自分の手柄より若い人を育てることに意識をむけるようになる。
人生とは何か、幸せとは何か、を再考すべく座禅を組んだりもする。


細谷さんの話を聞くと、組織の老化が個人と違うのは、この臨界点が見えにくい、気づきにくいことにあるようだ。
人間であれば、中年期に入れば、もうこれ以上成長できないことを自覚し、緩やかに下り坂を生きる準備を始めるのに、組織の場合は「いつまでも成長できる」という錯覚の前提に立っている。
臨界点を越えている(資産が負債に変わる)のに、かつてのやり方を踏襲して、せっせと負債を積み増している。
ここがやっかいである。
人間は老化への適応がスムーズだと書いたが、実際はそうでもない。
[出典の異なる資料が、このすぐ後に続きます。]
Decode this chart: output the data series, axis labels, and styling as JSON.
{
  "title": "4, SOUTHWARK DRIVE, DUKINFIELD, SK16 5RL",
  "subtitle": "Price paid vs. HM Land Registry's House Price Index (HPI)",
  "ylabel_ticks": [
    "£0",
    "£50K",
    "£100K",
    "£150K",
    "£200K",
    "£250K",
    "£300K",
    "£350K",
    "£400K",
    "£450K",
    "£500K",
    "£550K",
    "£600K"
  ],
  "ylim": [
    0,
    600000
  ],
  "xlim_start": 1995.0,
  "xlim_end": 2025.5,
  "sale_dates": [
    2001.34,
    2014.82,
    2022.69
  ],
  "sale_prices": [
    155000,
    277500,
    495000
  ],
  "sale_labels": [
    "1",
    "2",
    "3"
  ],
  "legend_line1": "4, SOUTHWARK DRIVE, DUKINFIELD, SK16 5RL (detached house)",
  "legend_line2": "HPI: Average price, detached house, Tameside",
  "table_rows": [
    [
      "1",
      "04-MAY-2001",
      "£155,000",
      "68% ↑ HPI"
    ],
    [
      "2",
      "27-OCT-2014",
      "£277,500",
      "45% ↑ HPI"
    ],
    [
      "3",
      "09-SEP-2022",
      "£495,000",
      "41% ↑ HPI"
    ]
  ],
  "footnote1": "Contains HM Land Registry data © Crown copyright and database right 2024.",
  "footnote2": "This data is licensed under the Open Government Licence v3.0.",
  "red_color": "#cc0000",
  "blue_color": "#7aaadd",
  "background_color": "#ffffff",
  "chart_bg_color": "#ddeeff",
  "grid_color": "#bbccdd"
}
老化対策はかなりの意志がないと出来ないことだ。
であるなら、組織の場合には、もっと明確で強い覚悟をもって、老化対策に向き合わねばならないだろう。
細谷さんは、組織の老化対策七箇条を提示してくれた。
まずは心構えとして
1)組織も老化すること(永遠の成長はないこと)を前提として、そのメカニズムを理解し受け入れる
短期的な対処療法としては
2)老眼鏡でみる=立ち止まって「ほんとにこれでいいのか」と考える癖をつける
3)大掃除する=定期的に仕事やルールの見直しをする
中期的な抜本対策として
4)混ぜるな、切り分けよ=トンガリ人材は別組織(子会社)に分けて自由に動かす
5)変えるな、置き換えよ=オペレーション人材を無理に尖らせようとしても無理、時間をかけてでも人材のポートフォリオを変える発想が必要
6)老いては子に従え=成長している子会社をコントロールしようとするな
長期的な価値観転換として
7)未来の会社は大きければいいと限らないのではないか。会社というものの概念をゼロベースで見直す必要もある
細谷さんが、組織の老化現象を巧みにマネジメント出来ていると評価している組織は、リクルート社である。
リクルート社は、OBも含めて巨大なエコシステムを形成しており、会社に在籍しているか否かを別にして、そのシステムの一員として生きていくことが出来ている、という見立てである。
夕学でもお馴染みの藤原和博さん(元リクルートフェロー)の不朽の名著『リクルートという奇跡』をもう一度読み直してみよう。